Ich war gerade im Oktober nach Berlin umgezogen, wo meine einzige Außer-Haus-Beschäftigung für zwei Monate darin bestand, aus einem Call-Center dem gesamtdeutschen Branchenbuch teure Drucker und Kopierer aufzunötigen (wofür ich mich sicherlich dereinst vor irgendeiner moralischen Höchstinstanz zu rechtfertigen haben werde). In meinem etwas unterkühlten Zwischen- bzw. Untermietverhältnis beschäftigte ich mich indes mangels sozialer Kontakte ausschließlich mit dem Hören von Feists “Let It Die” (wegen des überraschend zur Gesamtsituation passenden Titeltracks) und den beiden oben erwähnten Alben von The National. Nach einiger Zeit konnte ich alles fast so gut auswendig wie einige ältere Semester alle Dialoge der originalen Star-Wars-Trilogie herunter zu beten imstande sind. Das half natürlich meiner realen Lebenssituation nur bedingt und würde vermutlich auch keinen Studienplatz aus dem blauen Himmel auf mich hernieder fallen lassen, und so musste ich doch irgendwann, allen Stolzes beraubt und mit einigermaßen tief hängendem Kopf, den vorzeitigen Rückzug antreten und in meine Heimatstadt zurückgekrochen kommen. Nach einem halb gefüllten Konzert im Berliner Magnet-Club, das eine erstaunlich wohltuende und unaufregende Wirkung hatte, schlief ich drei Stunden und machte mich am am Morgen des 2. Dezember 2005 alleine mit einem viel zu kleinen Mietwagen auf den Weg. Dank meiner überstürzten Packtechnik, aufgrund derer alle meine CDs am hinteren unteren Ende des Wagens unter Büchern und einem Regal eingeklemmt waren, war ich gezwungen, die gesamte Fahrt über etwa neun Mal The Nationals am Vorabend erstandenes selbstbetiteltes Debut-Album durchlaufen zu lassen.

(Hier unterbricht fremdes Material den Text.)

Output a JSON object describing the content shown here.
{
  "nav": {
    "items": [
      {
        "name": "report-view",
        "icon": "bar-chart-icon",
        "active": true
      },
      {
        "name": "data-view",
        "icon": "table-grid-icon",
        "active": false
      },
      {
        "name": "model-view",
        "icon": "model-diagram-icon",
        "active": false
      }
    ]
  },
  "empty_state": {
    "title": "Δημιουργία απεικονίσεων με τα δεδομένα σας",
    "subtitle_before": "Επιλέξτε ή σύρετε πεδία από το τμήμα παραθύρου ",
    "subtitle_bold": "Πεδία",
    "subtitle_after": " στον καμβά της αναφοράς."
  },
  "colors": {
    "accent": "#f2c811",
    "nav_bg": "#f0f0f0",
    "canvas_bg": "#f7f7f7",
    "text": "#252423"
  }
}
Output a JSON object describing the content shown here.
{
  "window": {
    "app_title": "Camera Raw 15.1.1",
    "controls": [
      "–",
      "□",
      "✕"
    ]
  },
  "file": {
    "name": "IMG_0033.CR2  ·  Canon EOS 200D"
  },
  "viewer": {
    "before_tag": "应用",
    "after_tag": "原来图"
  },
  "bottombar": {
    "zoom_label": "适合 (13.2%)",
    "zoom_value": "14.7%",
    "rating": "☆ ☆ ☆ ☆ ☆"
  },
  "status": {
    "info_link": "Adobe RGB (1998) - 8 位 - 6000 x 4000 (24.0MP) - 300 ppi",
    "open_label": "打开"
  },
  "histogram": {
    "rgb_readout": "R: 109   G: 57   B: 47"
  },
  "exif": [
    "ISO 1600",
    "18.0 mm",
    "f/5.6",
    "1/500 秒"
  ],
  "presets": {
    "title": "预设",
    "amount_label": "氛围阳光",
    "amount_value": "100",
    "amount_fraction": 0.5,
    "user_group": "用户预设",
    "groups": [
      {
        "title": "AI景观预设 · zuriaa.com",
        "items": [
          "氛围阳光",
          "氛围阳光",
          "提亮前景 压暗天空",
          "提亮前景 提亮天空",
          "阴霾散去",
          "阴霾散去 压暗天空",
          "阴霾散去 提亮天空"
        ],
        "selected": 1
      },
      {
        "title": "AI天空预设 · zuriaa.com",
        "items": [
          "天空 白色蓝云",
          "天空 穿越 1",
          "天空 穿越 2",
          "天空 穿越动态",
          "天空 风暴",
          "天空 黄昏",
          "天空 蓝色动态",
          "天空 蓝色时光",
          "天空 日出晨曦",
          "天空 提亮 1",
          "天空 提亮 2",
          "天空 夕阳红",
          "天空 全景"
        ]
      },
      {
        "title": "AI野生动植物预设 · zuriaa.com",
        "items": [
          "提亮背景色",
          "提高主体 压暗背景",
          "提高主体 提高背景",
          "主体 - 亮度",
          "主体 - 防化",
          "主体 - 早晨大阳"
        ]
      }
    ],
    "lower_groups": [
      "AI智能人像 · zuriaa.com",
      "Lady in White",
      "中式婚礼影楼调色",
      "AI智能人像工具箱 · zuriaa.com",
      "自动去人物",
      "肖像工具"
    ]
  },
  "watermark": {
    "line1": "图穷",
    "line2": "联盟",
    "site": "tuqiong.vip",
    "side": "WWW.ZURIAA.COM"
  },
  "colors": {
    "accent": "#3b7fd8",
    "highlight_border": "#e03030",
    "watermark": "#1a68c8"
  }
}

Mittlerweile ist das natürlich alles vergessen und die schlechten Erfahrungen vollkommen obsolet. Was ich aber damit sagen möchte: So etwas schweißt einen natürlich unwiderbringlich an so eine Band. Deswegen werde ich nicht einmal versuchen, Objektives über “High Violet”, das soeben erschienene fünfte Album der Band, abzugeben. Bitte verzeihen Sie mir!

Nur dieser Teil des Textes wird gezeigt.